Раскрыть 
  Расширенный 
 

Полина Рыжова: Дело Мастера пугает

05/15/2016 TheDigest
Bulgakov-site

«Пил чай опять. Вспоминал прошлую неделю. В понедельник я ел картошку с постным маслом и 1/4 фунта хлеба. Выпил два стакана чая с сахарином. Во вторник ничего не ел, выпил пять стаканов чая. В среду достал два фунта хлеба взаймы у слесаря. Чай пил, но сахарин кончился. В четверг я великолепно обедал. В два часа пошел к своим знакомым. Горничная в белом фартуке открыла дверь.

Странное ощущение. Как будто бы десять лет назад. В три часа слышу, горничная начинает накрывать в столовой. Сидим, разговариваем (я побрился утром). Ругают большевиков и рассказывают, как они измучились. Я вижу, что они ждут, чтобы я ушел. Я же не ухожу.

Наконец хозяйка говорит:

— А может быть, вы пообедаете с нами? Или нет?

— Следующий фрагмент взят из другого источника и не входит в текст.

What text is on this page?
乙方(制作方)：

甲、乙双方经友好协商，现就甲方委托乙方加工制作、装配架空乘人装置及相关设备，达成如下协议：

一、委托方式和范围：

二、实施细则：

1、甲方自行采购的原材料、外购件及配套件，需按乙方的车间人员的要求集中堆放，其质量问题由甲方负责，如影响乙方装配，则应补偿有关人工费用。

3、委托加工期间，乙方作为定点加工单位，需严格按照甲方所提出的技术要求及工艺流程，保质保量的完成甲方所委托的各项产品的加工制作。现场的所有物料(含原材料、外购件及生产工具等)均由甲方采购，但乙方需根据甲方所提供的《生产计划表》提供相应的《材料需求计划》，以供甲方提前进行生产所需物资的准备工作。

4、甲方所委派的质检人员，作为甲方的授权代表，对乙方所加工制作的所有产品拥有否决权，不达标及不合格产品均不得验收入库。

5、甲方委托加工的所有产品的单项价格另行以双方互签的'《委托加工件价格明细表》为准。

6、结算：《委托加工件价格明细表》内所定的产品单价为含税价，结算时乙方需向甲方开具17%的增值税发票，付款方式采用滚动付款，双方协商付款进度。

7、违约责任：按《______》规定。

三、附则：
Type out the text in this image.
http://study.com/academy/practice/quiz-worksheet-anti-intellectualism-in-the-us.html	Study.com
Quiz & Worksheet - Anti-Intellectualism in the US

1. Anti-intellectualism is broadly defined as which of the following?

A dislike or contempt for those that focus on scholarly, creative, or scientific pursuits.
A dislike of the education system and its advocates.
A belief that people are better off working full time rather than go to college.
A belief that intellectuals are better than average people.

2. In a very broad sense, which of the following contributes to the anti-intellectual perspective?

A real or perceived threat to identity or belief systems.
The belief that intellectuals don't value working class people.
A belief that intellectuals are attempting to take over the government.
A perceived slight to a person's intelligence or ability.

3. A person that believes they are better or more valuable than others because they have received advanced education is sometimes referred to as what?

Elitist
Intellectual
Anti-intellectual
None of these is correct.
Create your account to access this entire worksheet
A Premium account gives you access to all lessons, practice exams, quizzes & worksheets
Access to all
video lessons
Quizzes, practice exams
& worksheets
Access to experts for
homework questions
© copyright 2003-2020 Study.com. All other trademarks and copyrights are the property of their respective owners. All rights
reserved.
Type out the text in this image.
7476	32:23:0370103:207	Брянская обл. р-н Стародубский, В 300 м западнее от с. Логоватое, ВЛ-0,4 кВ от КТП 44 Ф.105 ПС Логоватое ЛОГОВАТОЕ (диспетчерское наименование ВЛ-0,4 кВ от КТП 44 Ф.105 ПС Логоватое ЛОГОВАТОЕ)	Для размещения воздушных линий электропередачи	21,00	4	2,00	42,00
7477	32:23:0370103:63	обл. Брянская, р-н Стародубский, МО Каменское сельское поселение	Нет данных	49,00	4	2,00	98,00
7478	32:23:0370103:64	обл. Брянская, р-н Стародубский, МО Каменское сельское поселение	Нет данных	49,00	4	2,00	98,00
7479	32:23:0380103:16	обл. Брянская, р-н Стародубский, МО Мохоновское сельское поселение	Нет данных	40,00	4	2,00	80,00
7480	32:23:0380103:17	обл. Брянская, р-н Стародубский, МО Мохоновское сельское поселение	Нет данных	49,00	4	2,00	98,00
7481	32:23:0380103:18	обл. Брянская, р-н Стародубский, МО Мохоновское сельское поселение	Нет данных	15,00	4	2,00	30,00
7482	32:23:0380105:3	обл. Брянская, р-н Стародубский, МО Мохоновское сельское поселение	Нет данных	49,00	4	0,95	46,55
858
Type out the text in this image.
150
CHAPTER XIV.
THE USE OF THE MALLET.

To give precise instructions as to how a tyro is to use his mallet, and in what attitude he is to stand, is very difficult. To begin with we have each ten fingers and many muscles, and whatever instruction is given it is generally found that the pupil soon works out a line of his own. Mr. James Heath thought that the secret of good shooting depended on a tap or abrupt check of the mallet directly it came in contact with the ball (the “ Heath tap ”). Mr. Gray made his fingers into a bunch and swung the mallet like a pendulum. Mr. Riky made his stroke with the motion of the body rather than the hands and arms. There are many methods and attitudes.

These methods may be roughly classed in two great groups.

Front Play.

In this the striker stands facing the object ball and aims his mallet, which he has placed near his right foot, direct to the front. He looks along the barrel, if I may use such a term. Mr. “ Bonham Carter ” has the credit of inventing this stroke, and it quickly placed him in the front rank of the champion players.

— Благодарю вас. С удовольствием.

Ели: суп с макаронами и с белым хлебом, на второе котлеты с огурцами, потом рисовую кашу с вареньем и чай с вареньем.

Каюсь в скверном. Когда я уходил, мне представилась картина обыска у них. Приходят. Все роют. Находят золотые монеты в кальсонах в комоде. В кладовке мука и ветчина. Забирают хозяина...

Гадость так думать, а я думал.

Кто сидит на чердаке над фельетоном голодный, не следуй примеру чистоплюя Кнута Гамсуна. Иди к этим, что живут в семи комнатах, и обедай. В пятницу ел в столовке суп с картофельной котлетой, а сегодня, в субботу, получил деньги, объелся и заболел».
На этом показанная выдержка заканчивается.